Die Erschließungsarbeiten der bisher landwirtschaftlich genutzten Flächen werden laut Auskunft der Stadtverwaltung in den nächsten Wochen starten. Darüber hinaus stehen im Anschluss perspektivisch bis zu 50 Hektar für späteres Wachstum und Ansiedlungen zur Verfügung: „Selbstverständlich spiegeln sich die Ambitionen nicht nur in Geschwindigkeit und Größe des Projektes wider, sondern auch im Anspruch an eine nachhaltige Flächenentwicklung“, so OB Ebling. Dabei gibt es durchaus auch kritische Stimmen, und einigen Anwohnern scheint das Tempo gar zu hoch, was sich in den öffentlichen Anhörungen artikuliert. So wird einerseits eine Diskussion über die klimatischen Auswirkungen einer weiteren Versiegelung der landwirtschaftlichen Flächen für den Stadtkern geführt (Stichwort: Kaltluftschneisen), die man vor Jahren an fast gleicher Stelle beim Bau des Fußballstadions des FSV Mainz 05 schon einmal geführt und für beherrschbar erklärt hatte. Doch auch der Feldhamster (Cricetus cricetus) – mit einer wohl deutschlandweit einzigartigen Population direkt auf den Feldern im Planungszielradar – hat sich mit Hilfe einschlägiger Naturschutzverbände in Stellung gebracht, und droht das Vorhaben zumindest deutlich zu verlangsamen. Immerhin steht er auf der Roten Liste der besonders bedrohten Arten.

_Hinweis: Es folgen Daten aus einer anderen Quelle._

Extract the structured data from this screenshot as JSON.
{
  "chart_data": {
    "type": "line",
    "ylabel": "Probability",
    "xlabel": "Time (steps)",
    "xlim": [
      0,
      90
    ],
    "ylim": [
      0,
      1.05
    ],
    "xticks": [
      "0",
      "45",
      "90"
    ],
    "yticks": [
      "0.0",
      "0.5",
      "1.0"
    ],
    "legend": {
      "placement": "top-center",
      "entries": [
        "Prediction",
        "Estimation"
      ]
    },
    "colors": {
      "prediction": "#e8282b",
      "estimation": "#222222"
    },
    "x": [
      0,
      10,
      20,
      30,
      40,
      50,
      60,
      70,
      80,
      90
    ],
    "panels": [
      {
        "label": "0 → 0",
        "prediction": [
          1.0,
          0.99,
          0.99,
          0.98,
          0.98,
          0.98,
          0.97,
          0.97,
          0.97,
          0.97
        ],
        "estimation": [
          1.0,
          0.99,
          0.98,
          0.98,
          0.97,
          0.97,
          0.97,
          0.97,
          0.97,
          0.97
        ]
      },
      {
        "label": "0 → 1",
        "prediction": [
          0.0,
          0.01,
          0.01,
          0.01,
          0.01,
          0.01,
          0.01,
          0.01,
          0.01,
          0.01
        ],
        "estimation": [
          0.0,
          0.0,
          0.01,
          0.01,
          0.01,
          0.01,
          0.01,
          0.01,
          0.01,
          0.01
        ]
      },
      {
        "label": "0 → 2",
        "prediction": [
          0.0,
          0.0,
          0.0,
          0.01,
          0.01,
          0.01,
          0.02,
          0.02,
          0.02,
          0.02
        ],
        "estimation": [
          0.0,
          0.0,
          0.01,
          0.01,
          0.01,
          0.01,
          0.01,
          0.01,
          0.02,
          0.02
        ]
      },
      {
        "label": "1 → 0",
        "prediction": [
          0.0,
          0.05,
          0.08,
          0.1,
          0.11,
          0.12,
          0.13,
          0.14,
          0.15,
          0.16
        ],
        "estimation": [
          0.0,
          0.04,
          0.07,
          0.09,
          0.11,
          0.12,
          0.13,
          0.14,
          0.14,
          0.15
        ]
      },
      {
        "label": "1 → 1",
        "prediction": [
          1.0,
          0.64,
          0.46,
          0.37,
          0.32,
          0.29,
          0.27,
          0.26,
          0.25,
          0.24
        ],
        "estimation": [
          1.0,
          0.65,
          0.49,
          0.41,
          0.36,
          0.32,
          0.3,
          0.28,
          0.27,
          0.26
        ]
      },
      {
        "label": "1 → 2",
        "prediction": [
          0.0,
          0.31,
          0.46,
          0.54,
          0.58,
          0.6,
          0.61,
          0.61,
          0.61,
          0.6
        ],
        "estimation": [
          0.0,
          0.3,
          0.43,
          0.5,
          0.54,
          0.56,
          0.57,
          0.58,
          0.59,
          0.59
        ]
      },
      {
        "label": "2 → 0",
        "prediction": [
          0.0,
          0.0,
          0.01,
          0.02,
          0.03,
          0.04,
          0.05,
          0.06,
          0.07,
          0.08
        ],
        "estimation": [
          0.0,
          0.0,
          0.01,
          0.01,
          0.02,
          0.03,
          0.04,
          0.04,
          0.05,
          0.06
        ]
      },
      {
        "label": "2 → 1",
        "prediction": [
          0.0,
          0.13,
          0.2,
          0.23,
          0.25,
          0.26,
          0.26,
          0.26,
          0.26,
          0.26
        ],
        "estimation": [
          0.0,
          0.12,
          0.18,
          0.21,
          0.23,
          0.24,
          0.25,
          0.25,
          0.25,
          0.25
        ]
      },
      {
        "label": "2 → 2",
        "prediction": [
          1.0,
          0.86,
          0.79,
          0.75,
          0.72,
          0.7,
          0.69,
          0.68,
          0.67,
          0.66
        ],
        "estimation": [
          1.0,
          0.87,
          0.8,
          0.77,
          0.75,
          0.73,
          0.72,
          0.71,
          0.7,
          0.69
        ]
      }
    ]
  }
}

Alle öffentlichen Amtsträger werden daher nicht müde zu betonen, dass die Themen Nachhaltigkeit und Klimafolgen der Baumaßnahmen im Zentrum der gesamten Planungen stünden.

Baumaßnahmen gibt es in der Nähe schon reichlich, etwa an der Saarstraße nahe der Hochschule Mainz: Hier soll im Sommer der Startschuss für die Erschließung des „Innovationsparks Mainz“ fallen. Die Projektentwickler arbeiten laut Angaben der Mainzer Lokalpresse an konkreten Plänen für ein erstes Labor- und Bürogebäude. Im August soll der Bauantrag eingereicht werden, um die Nachfrage potenzieller Ansiedlungsinteressenten zeitnah befriedigen zu können. Auch das Mainzer Gesundheitsamt wird dorthin ziehen. Pharma-, Biotech-, Life Science-Firmen sowie weitere innovationsgetriebene Unternehmen und Forschungsinstitute sind die Zielgruppe der Investoren des Bauprojektes, die erkannt haben, dass für ein Cluster die räumliche Nähe der Akteure elementar ist.

Am wenige Meter entfernten Mainzer Kisselberg hat sich so ein Pharmaunternehmen bereits angekündigt. Das dänische Unternehmen Novo Nordisk wird 2023 seine Deutschlandzentrale dort, vom Mainzer (ZDF-)Lerchenberg kommend, beziehen.